Dustin AB
- Type: Aktiebolag
- Industry: IT Reseller
- Founded: 1984
- Key people: Bo Lundevall Founder, Ulla Lundevall Founder Samuel Skott CEO
- Website: Dustin

= Dustin AB =

Swedish IT company

Dustin is a Swedish company specializing in IT. It is active in the Nordics and in the Benelux.

Dustin has approximately 2,200 employees and a turnover of 23.6 billion Swedish kronor in the fiscal year of 2022/2023. The company was listed on the Stockholm Stock Exchange in 2015.

Dustin was founded by the couple Bo and Ulla Lundevall in 1984 as a side business in a zoo shop in the Stockholm suburb Farsta selling computer accessories such as colored diskettes via mail order. In 1995, Dustin started selling products via the internet. Dustin was acquired in 2006 by the risk capital company Altor Equity Partners. Dustin Group was listed on the Stockholm Stock Exchange in 2015.

In 2004, the subsidiary company Dustin Home was founded, which is aimed at private individuals. Before that, the Dustin brand was aimed at both private individuals and companies. In 2007, Dustin acquired the companies TCM and Computerstore A/S.

In 2008, Dustin Home was established in Denmark, in 2009 in Norway and in 2016 in Finland.

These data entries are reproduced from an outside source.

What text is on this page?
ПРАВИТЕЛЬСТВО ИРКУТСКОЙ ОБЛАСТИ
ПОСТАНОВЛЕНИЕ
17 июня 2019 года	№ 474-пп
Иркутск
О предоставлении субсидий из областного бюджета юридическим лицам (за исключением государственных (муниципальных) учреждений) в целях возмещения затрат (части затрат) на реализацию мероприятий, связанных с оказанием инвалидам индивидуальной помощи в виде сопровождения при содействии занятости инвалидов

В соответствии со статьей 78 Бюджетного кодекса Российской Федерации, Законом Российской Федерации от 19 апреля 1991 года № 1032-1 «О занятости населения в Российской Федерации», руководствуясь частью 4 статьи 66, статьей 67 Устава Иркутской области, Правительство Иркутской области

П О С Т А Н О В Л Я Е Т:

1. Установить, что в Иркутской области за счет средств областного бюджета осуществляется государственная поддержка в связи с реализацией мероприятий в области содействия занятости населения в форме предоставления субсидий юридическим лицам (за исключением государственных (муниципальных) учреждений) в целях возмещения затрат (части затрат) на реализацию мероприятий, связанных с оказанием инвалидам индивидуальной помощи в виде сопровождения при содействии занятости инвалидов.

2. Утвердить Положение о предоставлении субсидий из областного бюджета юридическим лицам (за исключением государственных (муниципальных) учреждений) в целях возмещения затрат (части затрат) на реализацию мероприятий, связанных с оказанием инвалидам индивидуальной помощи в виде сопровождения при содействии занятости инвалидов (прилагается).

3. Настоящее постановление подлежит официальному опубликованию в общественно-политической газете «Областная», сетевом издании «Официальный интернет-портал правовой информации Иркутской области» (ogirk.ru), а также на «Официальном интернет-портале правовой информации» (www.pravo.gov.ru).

In 2012, IT-Hantverkarna was acquired by Dustin. and Best Office and Norsk Data Senter (NDS). In 2013, Finnish Businessforum was acquired. In 2015 acquisition of Commsec in Sweden and Resolute in Finland and in 2016 acquisition of Swedish Idenet and Norwegian IKT Gruppen. In 2017, Norwegian companies Core Services and Purit were acquired. Norriqs, a Danish company, and Saldab IT AB, a Swedish company, were also acquired in the same year. In 2018 and 2022, Dustin expanded to the Netherlands and Belgium through the acquisition of Centralpoint and Vincere Groep. Ownership of Dustin has gradually shifted to Axel Johnson AB, which since 2024 owns over 50% of Dustin's shares. A major reorganization was announced in 2024 after the company's share value had dropped by over 90% since late 2021.

In 2026, it experienced a severe data breach and was forced to shut down its online services.
== Dustin Financial Services AB ==
Dustin Financial Services AB was founded in 2007 as a subsidiary of Dustin. In 2015, it was sold to De Lage Landen Finance.